The chiefs deserve more. They deserve to be given their power back.
They deserve to play a leading role in economic development and they require vehicles to execute their mandate.
In Gweru, the gathering was an interactive affair as chiefs were afforded the opportunity to air their grievances before President Mnangagwa took to the podium.
He duly responded to issues the chiefs raised, while promising to attend to those he could not deal with instantly.
President Mnangagwa told delegates that it was high time Zimbabweans stopped mourning about the effects of the illegal economic sanctions imposed on the country but focus on what needs to be done.

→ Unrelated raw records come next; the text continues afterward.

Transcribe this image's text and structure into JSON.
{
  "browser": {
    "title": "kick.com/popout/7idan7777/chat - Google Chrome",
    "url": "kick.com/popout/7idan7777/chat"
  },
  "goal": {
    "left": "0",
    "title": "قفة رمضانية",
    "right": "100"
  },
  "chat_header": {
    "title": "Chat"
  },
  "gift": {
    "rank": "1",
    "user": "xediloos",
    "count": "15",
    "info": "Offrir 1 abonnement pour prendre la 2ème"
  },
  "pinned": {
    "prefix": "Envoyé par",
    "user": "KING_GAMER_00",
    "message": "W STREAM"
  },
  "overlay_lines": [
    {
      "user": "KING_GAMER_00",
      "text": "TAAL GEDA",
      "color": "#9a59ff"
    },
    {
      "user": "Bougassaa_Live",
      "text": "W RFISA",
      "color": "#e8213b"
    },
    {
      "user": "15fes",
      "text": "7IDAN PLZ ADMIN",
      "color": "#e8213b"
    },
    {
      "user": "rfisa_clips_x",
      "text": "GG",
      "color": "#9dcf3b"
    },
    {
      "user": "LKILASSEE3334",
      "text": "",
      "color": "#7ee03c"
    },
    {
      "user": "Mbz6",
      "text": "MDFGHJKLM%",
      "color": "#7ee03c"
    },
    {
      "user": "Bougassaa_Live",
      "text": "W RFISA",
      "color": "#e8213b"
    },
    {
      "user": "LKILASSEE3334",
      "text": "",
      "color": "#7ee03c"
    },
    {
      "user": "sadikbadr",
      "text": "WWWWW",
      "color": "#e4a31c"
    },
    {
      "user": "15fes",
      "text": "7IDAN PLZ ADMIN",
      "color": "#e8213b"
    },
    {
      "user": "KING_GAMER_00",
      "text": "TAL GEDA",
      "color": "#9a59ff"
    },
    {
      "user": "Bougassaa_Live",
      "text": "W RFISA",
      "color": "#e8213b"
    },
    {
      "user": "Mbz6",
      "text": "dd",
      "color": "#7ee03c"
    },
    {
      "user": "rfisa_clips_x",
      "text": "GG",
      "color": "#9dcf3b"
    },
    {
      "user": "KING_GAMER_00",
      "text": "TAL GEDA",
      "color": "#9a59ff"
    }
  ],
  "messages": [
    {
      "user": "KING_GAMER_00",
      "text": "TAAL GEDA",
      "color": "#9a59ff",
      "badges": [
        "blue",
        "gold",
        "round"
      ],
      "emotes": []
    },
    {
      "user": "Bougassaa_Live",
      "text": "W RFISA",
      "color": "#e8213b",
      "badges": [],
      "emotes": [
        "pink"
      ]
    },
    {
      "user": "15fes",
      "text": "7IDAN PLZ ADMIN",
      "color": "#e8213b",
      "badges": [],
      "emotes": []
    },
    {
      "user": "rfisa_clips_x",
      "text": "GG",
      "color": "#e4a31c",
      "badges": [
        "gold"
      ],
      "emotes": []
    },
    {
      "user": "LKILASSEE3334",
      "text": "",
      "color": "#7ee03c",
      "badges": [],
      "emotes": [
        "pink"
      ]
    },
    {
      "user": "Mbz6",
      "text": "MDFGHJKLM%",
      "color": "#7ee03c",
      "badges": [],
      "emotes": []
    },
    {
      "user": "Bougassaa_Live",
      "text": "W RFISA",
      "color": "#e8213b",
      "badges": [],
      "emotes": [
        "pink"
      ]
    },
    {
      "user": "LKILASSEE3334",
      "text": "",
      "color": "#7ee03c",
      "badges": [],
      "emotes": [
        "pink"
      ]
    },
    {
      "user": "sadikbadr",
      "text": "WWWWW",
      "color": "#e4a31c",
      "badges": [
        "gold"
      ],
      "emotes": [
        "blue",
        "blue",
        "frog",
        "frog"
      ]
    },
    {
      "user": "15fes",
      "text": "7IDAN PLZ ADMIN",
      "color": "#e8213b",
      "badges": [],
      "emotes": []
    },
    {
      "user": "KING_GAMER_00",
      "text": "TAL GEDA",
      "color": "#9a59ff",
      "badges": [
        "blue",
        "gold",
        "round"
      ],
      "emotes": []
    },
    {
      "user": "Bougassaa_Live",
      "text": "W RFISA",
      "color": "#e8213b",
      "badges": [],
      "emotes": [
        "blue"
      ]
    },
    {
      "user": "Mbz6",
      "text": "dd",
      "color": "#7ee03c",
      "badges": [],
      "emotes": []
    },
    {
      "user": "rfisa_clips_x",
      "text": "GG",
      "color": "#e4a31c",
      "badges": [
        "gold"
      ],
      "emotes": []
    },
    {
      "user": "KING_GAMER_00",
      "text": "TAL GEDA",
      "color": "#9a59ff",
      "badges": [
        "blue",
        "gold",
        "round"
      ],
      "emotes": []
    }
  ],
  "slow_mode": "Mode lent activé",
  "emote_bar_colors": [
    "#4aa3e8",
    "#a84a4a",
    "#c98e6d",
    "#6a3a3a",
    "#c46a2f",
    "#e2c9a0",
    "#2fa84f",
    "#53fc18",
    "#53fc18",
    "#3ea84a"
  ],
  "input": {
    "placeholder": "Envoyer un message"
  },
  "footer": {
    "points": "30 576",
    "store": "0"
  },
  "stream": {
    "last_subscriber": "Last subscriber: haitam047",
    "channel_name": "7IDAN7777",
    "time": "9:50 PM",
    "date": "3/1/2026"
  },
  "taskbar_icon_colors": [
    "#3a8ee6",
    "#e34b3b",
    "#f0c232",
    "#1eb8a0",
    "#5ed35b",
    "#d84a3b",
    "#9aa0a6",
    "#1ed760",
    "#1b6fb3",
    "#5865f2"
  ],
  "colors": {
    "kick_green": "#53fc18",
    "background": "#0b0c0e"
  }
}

Outlining his vision to the chiefs, he said Zimbabweans must unite in order to develop the economy.
“Takaita masanctions edu atidzorera shure, asi ikozvino hatichafaniri kuramba tichichema namasanctions. Nezvatinazvo, tikabatana tinosimuka. Nyika yedu inosimuka. Matoona kuti tava nesolution in the area of agriculture and the area of food security. Tava nesolution nemasolutions in manufacturing,” said President Mnangagwa.
“We must also have a solution in the area of beneficiation and value addition. We must have solutions in the area of the types of skills that must be taught in our institutions.
“Recently, I had a meeting with the vice-chancellors (of universities) and the heads of institutions and we all agreed that the teaching, the content of teaching in our institutions, should talk to what we must do, what industry needs, what the farmer needs, what the communities need to grow and develop.
“We cannot just have institutions which are academic and just continue being academic without addressing and looking at what the needs of society are.
“So, whatever we are doing and we agreed with the Minister responsible for higher education that our curriculum should now be structured so as to talk to the needs of society. So, across the board, that’s what we must now endeavour to achieve.”
With the country heading for elections this year, there is need for tolerance of divergent views and voices said President Mnangagwa.
He emphasised that there was no need for violence in the country and promised to deliver a free and fair election.
President Mnangagwa has been stressing on the need for the country to hold credible, peaceful, free and fair elections.
“So, message yatinayo ndeye unity, unity, peace, peace, love, love, non-violence. Patinoenda kusarudzo, hatidi kunzwa violence, vanhu batanayi. Nyango mukapesana nezvematongerwo enyika, mumwe akaita rimwe bato raanofunga kuti rinomubatsira, hazvifanirwe kuti nekuti munhu adaro, murwisane. Kwete.
“Indangariro dzake. Bato rimwe nerimwe rinenge richitaura kuti kudayi tikatonga, richaita zvakati asi hakuna bato rinemazano angapfuure edu. Takabva kuhondo tichirwira kuti nyika isununguke. Hakunazve rimwe bato rakarwira kuti nyika isununguke. Saka tiine shungu nehudzamu hwekuda nyika.
“Vazhinji vaneshuviro rekuti tishande takabatana. Only when the country is peaceful can we develop, can we ensure our own children can be supported to go to school, to go to universities, to go abroad and bring back the skills needed for development in the country.”
There was consensus among the gathered delegates that Zimbabwe’s time, its moment of reckoning had finally arrived.
With the blessings of the chiefs, President Mnangagwa’s administration will now continue on its path of development, armed with the knowledge that the country’s guiding and protecting spirits have endorsed them.